The big take away from the play is “Don’t try to be C.S Lewis if you are not in fact C.S Lewis.”

None of this has anything whatsoever to do with the present essay.

Post Mortem had a nice little post-script in which Azrael is informed that a little girl has just arrived in the afterlife. Azrael instructs that she be given milk and chocolate biscuits, because “she won’t be staying long”.

“Do we know the name of her father?”


I assume that, even in today's secular world, relatively few listeners confronted with a list of dramatis personae which included Herod, Herod’s Soldier, the Innkeeper’s Wife and the Shepherd would have much difficulty in working out what story the BBC were riffing on. And, as a matter of fact, if a Martian or Prof Richard Dawkins had tuned in by mistake, everything is pretty much explained as we go along. “Herod” mentions that he has recently, for good and adequate reasons, massacred all the baby boys in Bethlehem, and the Innkeeper admits that she recently accommodated a heavily pregnant lady in a stable. But the post-cred gag assumes that the audience is able to identify Jairus’s Daughter—perhaps a safe bet on Radio 4 in 1977, but less so in 2023. If you don’t know, you are left thinking “Wha...what was the point of that?” 

Jackman made a fairly deliberate choice to reference Jairus’s daughter and not, for example, Lazarus. It’s an in-joke which derives its meaning from being “in”.

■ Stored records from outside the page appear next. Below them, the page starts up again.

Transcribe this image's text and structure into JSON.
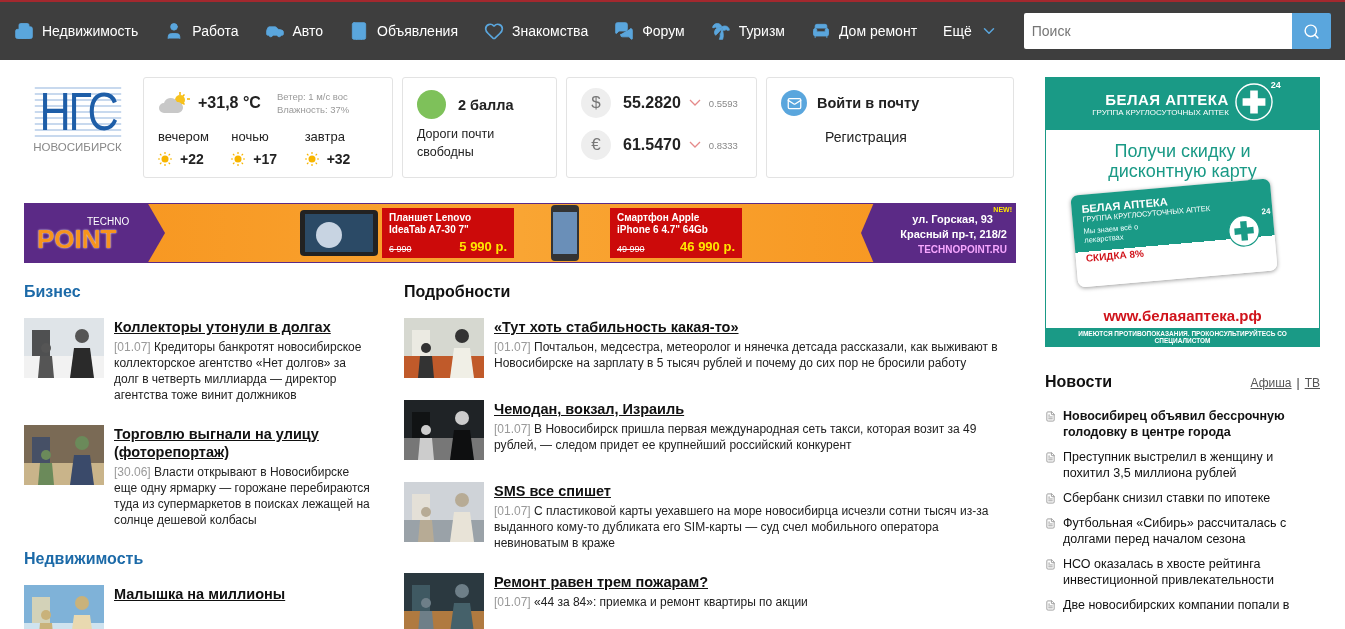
{
  "nav": {
    "items": [
      "Недвижимость",
      "Работа",
      "Авто",
      "Объявления",
      "Знакомства",
      "Форум",
      "Туризм",
      "Дом ремонт"
    ],
    "more": "Ещё",
    "search": {
      "placeholder": "Поиск"
    }
  },
  "logo": {
    "mark": "НГС",
    "city": "НОВОСИБИРСК"
  },
  "weather": {
    "temp": "+31,8 °C",
    "wind": "Ветер: 1 м/с вос",
    "humidity": "Влажность: 37%",
    "forecast": [
      {
        "label": "вечером",
        "temp": "+22"
      },
      {
        "label": "ночью",
        "temp": "+17"
      },
      {
        "label": "завтра",
        "temp": "+32"
      }
    ]
  },
  "traffic": {
    "score": "2 балла",
    "color": "#7ec15a",
    "text": "Дороги почти свободны"
  },
  "rates": [
    {
      "symbol": "$",
      "value": "55.2820",
      "change": "0.5593"
    },
    {
      "symbol": "€",
      "value": "61.5470",
      "change": "0.8333"
    }
  ],
  "mail": {
    "login": "Войти в почту",
    "register": "Регистрация"
  },
  "banner": {
    "brand_top": "TECHNO",
    "brand": "POINT",
    "products": [
      {
        "name": "Планшет Lenovo IdeaTab A7-30 7\"",
        "old_price": "6 990",
        "price": "5 990 р."
      },
      {
        "name": "Смартфон Apple iPhone 6 4.7\" 64Gb",
        "old_price": "49 990",
        "price": "46 990 р."
      }
    ],
    "address": "ул. Горская, 93",
    "badge": "NEW!",
    "address2": "Красный пр-т, 218/2",
    "site": "TECHNOPOINT.RU"
  },
  "sections": [
    {
      "title": "Бизнес",
      "articles": [
        {
          "title": "Коллекторы утонули в долгах",
          "date": "[01.07]",
          "text": "Кредиторы банкротят новосибирское коллекторское агентство «Нет долгов» за долг в четверть миллиарда — директор агентства тоже винит должников"
        },
        {
          "title": "Торговлю выгнали на улицу (фоторепортаж)",
          "date": "[30.06]",
          "text": "Власти открывают в Новосибирске еще одну ярмарку — горожане перебираются туда из супермаркетов в поисках лежащей на солнце дешевой колбасы"
        }
      ]
    },
    {
      "title": "Недвижимость",
      "articles": [
        {
          "title": "Малышка на миллионы"
        }
      ]
    }
  ],
  "details": {
    "title": "Подробности",
    "articles": [
      {
        "title": "«Тут хоть стабильность какая-то»",
        "date": "[01.07]",
        "text": "Почтальон, медсестра, метеоролог и нянечка детсада рассказали, как выживают в Новосибирске на зарплату в 5 тысяч рублей и почему до сих пор не бросили работу"
      },
      {
        "title": "Чемодан, вокзал, Израиль",
        "date": "[01.07]",
        "text": "В Новосибирск пришла первая международная сеть такси, которая возит за 49 рублей, — следом придет ее крупнейший российский конкурент"
      },
      {
        "title": "SMS все спишет",
        "date": "[01.07]",
        "text": "С пластиковой карты уехавшего на море новосибирца исчезли сотни тысяч из-за выданного кому-то дубликата его SIM-карты — суд счел мобильного оператора невиноватым в краже"
      },
      {
        "title": "Ремонт равен трем пожарам?",
        "date": "[01.07]",
        "text": "«44 за 84»: приемка и ремонт квартиры по акции"
      }
    ]
  },
  "ad": {
    "brand": "БЕЛАЯ АПТЕКА",
    "tagline": "ГРУППА КРУГЛОСУТОЧНЫХ АПТЕК",
    "hours": "24",
    "headline": "Получи скидку и дисконтную карту",
    "card_brand": "БЕЛАЯ АПТЕКА",
    "card_tagline": "ГРУППА КРУГЛОСУТОЧНЫХ АПТЕК",
    "card_slogan": "Мы знаем всё о лекарствах",
    "card_hours": "24",
    "discount": "СКИДКА 8%",
    "url": "www.белаяаптека.рф",
    "warning": "ИМЕЮТСЯ ПРОТИВОПОКАЗАНИЯ. ПРОКОНСУЛЬТИРУЙТЕСЬ СО СПЕЦИАЛИСТОМ"
  },
  "news": {
    "title": "Новости",
    "links": [
      "Афиша",
      "ТВ"
    ],
    "separator": "|",
    "items": [
      {
        "text": "Новосибирец объявил бессрочную голодовку в центре города",
        "bold": true
      },
      {
        "text": "Преступник выстрелил в женщину и похитил 3,5 миллиона рублей",
        "bold": false
      },
      {
        "text": "Сбербанк снизил ставки по ипотеке",
        "bold": false
      },
      {
        "text": "Футбольная «Сибирь» рассчиталась с долгами перед началом сезона",
        "bold": false
      },
      {
        "text": "НСО оказалась в хвосте рейтинга инвестиционной привлекательности",
        "bold": false
      },
      {
        "text": "Две новосибирских компании попали в",
        "bold": false
      }
    ]
  }
}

We need a word for this kind of thing. What do we call it when the meaning of a text assumes knowledge of other texts: when you have to have read one story to understand the meaning of another? You could call it an Easter Egg—something silly and trivial, only there because some people enjoy the game of tracking it down. You could say that it’s a Shibboleth: a little linguistic quirk that some people will pick up on and other people won’t, and which therefore serves to identify group membership. (The producers of Return to the Forbidden Planet said that lots of people laughed at the misquotes from Hamlet, but there was always a single person in the back row laughing very loudly and pointedly at the misquote from Coriolanus.) You could say that it is Fanservice or even Fanwank: something disreputable and self indulgent; a gift that the writer bestows on the cognoscenti; and a means for self-appointed so-called experts to pleasure themselves, while decent folks turn away in disgust. You could even say Intertextuality if you really wanted to.

Or you could smile sarcastically and say that it’s just a particularly clear example of what all writing is always doing at all times.